Records were broken and family ticket sales surged over the Easter weekend as nearly 170,000 people attended NRL games.
NRL Head of Football, Mr Todd Greenberg, said the combination of fine weather, strong games, family tickets and activities and the holiday break resulted in the best attendances of the 2014 season so far.
Highlights were the 43,225 crowd at the Bulldogs v South Sydney Rabbitohs game on Friday night and the 50,668 attendance at yesterday's game between the Parramatta Eels and Wests Tigers.
Mr Greenberg said the records broken were:
• The 50,668 crowd at the Eels-Wests Tigers game smashed the record for a Premiership match between the two teams (previously 34,272 in 2009).

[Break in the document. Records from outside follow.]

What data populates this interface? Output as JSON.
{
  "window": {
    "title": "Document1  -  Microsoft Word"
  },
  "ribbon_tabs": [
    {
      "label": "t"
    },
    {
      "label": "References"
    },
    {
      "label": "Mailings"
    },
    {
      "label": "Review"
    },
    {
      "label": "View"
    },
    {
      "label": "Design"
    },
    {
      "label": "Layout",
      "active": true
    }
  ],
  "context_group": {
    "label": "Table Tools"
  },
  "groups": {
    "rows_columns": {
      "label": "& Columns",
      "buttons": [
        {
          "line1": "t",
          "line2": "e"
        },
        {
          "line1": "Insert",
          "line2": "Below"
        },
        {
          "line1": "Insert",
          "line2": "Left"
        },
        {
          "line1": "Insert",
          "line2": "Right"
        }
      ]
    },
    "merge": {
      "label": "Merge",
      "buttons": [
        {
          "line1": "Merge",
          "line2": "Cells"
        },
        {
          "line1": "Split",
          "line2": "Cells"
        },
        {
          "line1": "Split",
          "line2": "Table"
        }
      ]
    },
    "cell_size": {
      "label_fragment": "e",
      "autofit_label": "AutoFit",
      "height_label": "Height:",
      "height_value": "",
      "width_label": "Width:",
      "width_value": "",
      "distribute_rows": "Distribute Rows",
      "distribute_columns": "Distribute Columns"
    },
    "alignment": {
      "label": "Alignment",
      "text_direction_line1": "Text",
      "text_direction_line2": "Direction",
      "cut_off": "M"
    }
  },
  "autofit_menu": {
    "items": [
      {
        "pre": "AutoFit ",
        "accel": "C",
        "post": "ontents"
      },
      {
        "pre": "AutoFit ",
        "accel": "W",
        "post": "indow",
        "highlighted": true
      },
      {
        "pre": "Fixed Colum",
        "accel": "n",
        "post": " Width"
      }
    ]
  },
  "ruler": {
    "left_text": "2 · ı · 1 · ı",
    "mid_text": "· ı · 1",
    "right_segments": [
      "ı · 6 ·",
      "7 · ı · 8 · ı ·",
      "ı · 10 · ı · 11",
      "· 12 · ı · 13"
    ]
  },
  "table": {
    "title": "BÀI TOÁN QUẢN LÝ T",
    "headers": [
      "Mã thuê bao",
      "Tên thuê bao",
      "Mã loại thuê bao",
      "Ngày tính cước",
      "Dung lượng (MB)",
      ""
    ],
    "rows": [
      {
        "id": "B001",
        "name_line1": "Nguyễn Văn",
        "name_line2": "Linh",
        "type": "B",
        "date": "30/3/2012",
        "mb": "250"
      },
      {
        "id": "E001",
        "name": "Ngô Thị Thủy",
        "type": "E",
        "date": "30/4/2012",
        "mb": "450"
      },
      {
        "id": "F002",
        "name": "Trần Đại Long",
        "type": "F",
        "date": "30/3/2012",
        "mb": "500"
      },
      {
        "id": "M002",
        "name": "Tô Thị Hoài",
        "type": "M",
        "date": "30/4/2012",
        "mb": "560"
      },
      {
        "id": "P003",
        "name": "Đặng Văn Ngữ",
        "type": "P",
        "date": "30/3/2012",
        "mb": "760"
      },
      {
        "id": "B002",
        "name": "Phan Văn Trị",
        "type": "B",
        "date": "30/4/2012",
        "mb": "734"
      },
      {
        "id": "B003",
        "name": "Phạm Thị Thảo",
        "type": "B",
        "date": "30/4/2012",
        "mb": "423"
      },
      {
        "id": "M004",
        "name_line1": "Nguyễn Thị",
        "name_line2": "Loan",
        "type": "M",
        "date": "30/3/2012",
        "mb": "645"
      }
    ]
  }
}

It was also Parramatta's biggest home game crowd in 50 years and the biggest crowd at a match this year;
• Yesterday's attendance at the Eels-Wests Tigers game was the fifth highest Premiership crowd ever in Sydney (excluding double headers);
• 61 per cent of tickets sold for yesterday's game were family tickets;
• The total attendance for the round was 169,408 – the highest this year;
• The Rabbitohs attracted their highest ever home crowd against the Bulldogs.
Mr Greenberg said the standard of football was exceptional and strong crowds are expected again over the ANZAC Day weekend.
He said overnight analysis showed that the referees made the correct call in denying Melbourne winger Sisa Waqa a try against Canberra.
"This was a really tough call to make but the match officials got it exactly right," he said.
"The games are so close and so exciting at the moment that every call is being closely scrutinised.
"What we are finding is that some match officials who are being criticised for their calls are actually getting them right."
Mr Greenberg said the video referee had erred in allowing a try by Manly's Kieran Foran after an obstruction.
He said the obstruction rule remains the same as it has for the last 12 months.
If the referee believes a defending player is impeded from making a tackle and/or the defensive line is disadvantaged then a penalty should be awarded.
"Naturally, when referees use their discretion there will be debate from time to time," Mr Greenberg said.
"But the coaches and players know this is the rule and it will continue to be applied this way by the referees."